Soledad le mostró ropa blanca limpia y planchada.
– He estado arriba – dijo.
– ¿En mi casa?
– Sí; saqué la llave del bolsillo de usted, subí, revolví todo buscando ropa mejor que la que usted tiene puesta… pero no encontré nada.
– ¡Cómo había de encontrar, alma de Dios, lo que no tengo! No se burle usted de mi miseria… Pero entendámonos, ¿qué ropa es esta que me ofrece?
– Estaba en la casa… son piezas desechadas, pero en buen uso.
– ¡Ah! ya… es ropa desechada del señor D. Salvador Monsalud… Pues mire usted, si fuera obsequio de otra persona lo rehusaría; pero siendo de aquel noble patriota lo acepto. Conste que no he pedido nada.

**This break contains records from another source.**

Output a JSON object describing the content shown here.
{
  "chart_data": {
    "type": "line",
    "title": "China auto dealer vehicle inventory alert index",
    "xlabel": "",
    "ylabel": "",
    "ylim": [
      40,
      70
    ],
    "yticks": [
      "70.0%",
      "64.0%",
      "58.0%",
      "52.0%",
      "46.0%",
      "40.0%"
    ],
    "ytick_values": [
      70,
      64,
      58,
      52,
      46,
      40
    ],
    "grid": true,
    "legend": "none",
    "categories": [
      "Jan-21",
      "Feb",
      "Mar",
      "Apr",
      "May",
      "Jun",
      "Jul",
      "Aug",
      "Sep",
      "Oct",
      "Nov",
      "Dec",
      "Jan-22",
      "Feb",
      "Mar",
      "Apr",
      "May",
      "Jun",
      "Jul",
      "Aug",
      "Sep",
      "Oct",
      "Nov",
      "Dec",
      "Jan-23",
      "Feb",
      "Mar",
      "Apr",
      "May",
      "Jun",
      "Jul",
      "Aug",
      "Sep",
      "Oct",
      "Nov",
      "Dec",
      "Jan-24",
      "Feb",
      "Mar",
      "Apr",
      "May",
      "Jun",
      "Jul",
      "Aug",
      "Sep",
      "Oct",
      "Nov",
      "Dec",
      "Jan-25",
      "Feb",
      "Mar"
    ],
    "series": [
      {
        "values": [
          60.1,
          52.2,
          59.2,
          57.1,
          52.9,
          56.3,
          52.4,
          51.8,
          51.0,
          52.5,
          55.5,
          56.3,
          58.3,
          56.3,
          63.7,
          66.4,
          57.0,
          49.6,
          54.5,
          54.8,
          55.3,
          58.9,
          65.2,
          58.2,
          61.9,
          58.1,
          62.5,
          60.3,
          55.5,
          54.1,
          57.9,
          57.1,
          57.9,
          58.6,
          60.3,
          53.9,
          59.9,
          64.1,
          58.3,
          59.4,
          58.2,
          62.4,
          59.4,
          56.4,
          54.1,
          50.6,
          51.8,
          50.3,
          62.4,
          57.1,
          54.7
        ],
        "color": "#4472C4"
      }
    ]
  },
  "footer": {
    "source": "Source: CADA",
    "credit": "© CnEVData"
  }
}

– De ropa exterior podríamos arreglarle algunas piezas decentes – dijo Sola sonriendo, – siempre que usted tarde algunos días en marchar a la inmortalidad.
– ¡Tardar! Basta de bromas… ¿Para qué quiero yo ropas bonitas? ¿Voy acaso a entrar en algún salón de baile o en los Elíseos Campos, donde los justos se pasean envueltos en mantos de nubes?… Fígurese usted la falta que me hará a mí la buena ropa…
– Puede que tarden en matarle a usted un mes o dos. Y si siguen estos fríos no le vendrá mal una buena capa.
– Tanto como venir mal precisamente no… ¿La tiene usted?
– La buscaremos.
– No, no es preciso… Voy a levantarme.
Soledad se retiró y al poco rato apareció en la sala D. Patricio completamente vestido. Sentose en el sofá, y contemplando a la joven con bondadosa mirada, dijo así:
– Desde el tiempo de mi Refugio, no había dormido en una cama tan buena… ¡Ay! ¡ella era tan hacendosa, tan casera! Nuestro domicilio estaba como un oro, y nuestro lecho nupcial podía haber servido para que en él se revolcara un Rey… ¡Pobre Refugio! Si me vieras en mi actual miseria… ¡Pobre Lucas, pobre hijo mío! Hoy tu muerte es digna de envidia porque estás en la morada de los héroes y de los elegidos; pero tu padre no tiene consuelo, ni puede vivir sin verte…
Derramó algunas lágrimas y por largo rato estuvo silencioso y cabizbajo, dando muestras de verdadero dolor. Soledad, ocupada en sus quehaceres, no se presentó a él sino a la hora de la comida.
– Supongo que no saldrá usted hasta después de comer – le dijo poniendo la mesa.
– Saldré antes, ahora mismo, señora – dijo Sarmiento irguiéndose súbitamente como un asta de bandera. – El peso de la vida me es insoportable. Una voz secreta me grita: «Anda, corre…». Todo mi ser avanza en pos de la gloria que me está destinada.
– ¡Cuánto mejor irá usted después de comer!… ¿Es que desprecia usted mi mesa?
– ¡Oh! no señora, de ningún modo – replicó Sarmiento con cortesía; – pero conste que sólo por acompañar a usted…
Comieron tranquilamente, siendo de notar que el espiritual D. Patricio, creyendo sin duda poco conveniente el aventurarse por los ideales senderos con el estómago vacío, diose prisa a llenarlo de cuanto la mesa sustentaba.
– ¡Qué buena comida! – dijo permitiendo a su paladar aquel desliz de sensualismo. – ¡Qué bien hecho todo, y con cuánto primor presentado! Solita, si usted se casa su marido de usted será el más feliz de los hombres.
Al final de la comida, los ojos de D. Patricio brillaron con resplandores de gozo, viendo una taza llena de negro licor.
– ¡También café!… ¡Oh! ¡cuánto tiempo hace que no pruebo este delicioso líquido!… el néctar de los dioses, el néctar de los héroes… Gracias, mil gracias por tan delicada fineza.
– Yo sabía que a usted le gusta mucho este brebaje.
– ¡Gracias!… ¡y qué bueno es!… ¡qué aroma!
– Será el último que beba usted, porque en la cárcel no dan estas golosinas.
– ¿Y qué importa? – repuso el anciano con solemne acento. – ¿Acaso somos de alfeñique? Cuando un hombre se decide a escalar con gigantesco pie el último círculo del cielo, ¿de qué vale el liviano placer de los sentidos?
Dijo, y poniéndose el farolillo de fieltro que desempeñaba en su cabeza las funciones propias de un sombrero, se dispuso a salir.
– Adiós, señora – murmuró, – gracias por sus atenciones, que no esperaba en persona de quien soy encarnizado enemigo… político. Su papá de usted y yo nos aborrecimos y nos aborreceremos en la otra vida… Abur.
Salió precipitadamente hacia la puerta, mas no pudiendo abrirla, volvió diciendo:
– La llave, la llave…
Soledad rompió a reír.
– ¡Y creía el muy tonto que iba a dejarle salir! – exclamó. – No faltaba más. Eso querrían los chicos para divertirse.